Он не ответил и снял шляпу. Ее лицо было как зеркало его красоты. В ее лице проявилось не восхищение, а изумленное, почтительное благоговение. Но она лишь произнесла:
— Ты всегда разгуливаешь в пальто с разорванным плечом?
— Это все, что у меня осталось. Ты всегда смотришь на людей так, словно твои глаза вот-вот лопнут?
— Иногда.
— На твоем месте я бы так не смотрел. Чем меньше видишь людей, тем лучше для тебя же. Если только у тебя не железные нервы и железный желудок.
— Железные.
— И ноги тоже железные?
Он кончиками двух прямых пальцев легко и презрительно вздернул ее юбку высоко над коленями. Ее руки вцепились в каменные ступени. Но она не одернула юбку. Она заставила себя сидеть без движения, без дыхания, словно примерзнув к ступеням. Он смотрел на нее. Его глаза двигались вверх и вниз, но уголки его губ двигались только вниз.
Она покорно прошептала, не глядя на него:
— Тоже.
— Прекрасно. Если у тебя железные ноги, так беги.
— От тебя?
— Нет. От всех людей. Ладно, не будем об этом. Поправь юбку. Ты не замерзла?

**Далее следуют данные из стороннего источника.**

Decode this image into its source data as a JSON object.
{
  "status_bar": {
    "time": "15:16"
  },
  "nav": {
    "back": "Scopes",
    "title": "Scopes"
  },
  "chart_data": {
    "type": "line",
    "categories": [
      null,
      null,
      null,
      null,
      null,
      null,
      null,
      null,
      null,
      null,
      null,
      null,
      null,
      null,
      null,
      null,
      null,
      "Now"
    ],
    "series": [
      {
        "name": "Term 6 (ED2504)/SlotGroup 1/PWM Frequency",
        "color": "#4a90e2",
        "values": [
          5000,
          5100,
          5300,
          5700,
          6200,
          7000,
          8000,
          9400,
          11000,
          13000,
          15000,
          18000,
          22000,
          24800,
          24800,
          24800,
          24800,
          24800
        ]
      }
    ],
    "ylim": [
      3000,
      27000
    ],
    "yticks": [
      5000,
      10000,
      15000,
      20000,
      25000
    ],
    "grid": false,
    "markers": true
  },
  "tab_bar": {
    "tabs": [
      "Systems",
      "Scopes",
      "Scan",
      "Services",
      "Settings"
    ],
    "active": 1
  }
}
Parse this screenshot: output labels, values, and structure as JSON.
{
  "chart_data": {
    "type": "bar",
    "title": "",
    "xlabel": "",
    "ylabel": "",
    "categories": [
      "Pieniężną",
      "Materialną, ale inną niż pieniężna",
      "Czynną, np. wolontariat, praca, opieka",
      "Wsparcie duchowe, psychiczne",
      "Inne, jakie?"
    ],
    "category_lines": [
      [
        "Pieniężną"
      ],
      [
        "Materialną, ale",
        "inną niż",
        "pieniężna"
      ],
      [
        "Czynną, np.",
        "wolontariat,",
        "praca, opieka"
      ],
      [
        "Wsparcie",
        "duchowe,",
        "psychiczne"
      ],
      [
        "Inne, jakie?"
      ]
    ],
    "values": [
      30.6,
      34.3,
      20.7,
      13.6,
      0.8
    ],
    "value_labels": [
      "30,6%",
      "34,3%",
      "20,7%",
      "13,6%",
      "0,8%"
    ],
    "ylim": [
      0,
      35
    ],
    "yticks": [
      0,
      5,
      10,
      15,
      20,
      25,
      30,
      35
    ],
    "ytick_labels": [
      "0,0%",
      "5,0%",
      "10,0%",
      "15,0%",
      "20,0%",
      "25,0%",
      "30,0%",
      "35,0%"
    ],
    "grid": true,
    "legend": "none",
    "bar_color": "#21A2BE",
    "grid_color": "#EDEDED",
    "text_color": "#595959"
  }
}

— Нет. — Но юбку она одернула.
— Не обращай внимания на то, что я говорю, — сказал он. — У тебя дома есть выпить? Предупреждаю, что сегодня ночью я намерен напиться, как свинья.
— Почему ночью?
— Привычка такая.
— Это не так.
— Откуда ты знаешь?
— Я знаю, что это не так.
— Что еще ты обо мне знаешь?
— Я знаю, что ты очень устал.
— Это точно. Я шел всю ночь.
— Почему?
— По-моему, я предупреждал тебя, чтобы не было никаких вопросов.
Он посмотрел на девушку, которая сидела в пальто и прижималась к стене. Видно было лишь один серый глаз — спокойный и уверенный, а над ним — локон волос, и еще белое запястье засунутой в черный карман руки, черные вязаные чулки на ногах, плотно сжатых вместе. В темноте он полурассмотрел-полупредставил себе линию длинного тонкого рта и темный силуэт сжавшегося, немного дрожавшего стройного тела. Его пальцы обвились вокруг черных чулок. Она не шелохнулась. Он наклонился ближе к невидимому рту и прошептал:
— Перестань на меня смотреть как на нечто невиданное. Я хочу напиться. Я хочу женщину, такую, как ты. Я хочу опуститься так низко, насколько ты сможешь затащить меня.
Она сказала:
— Знаешь, а ты ведь очень боишься того, что не сможешь опуститься.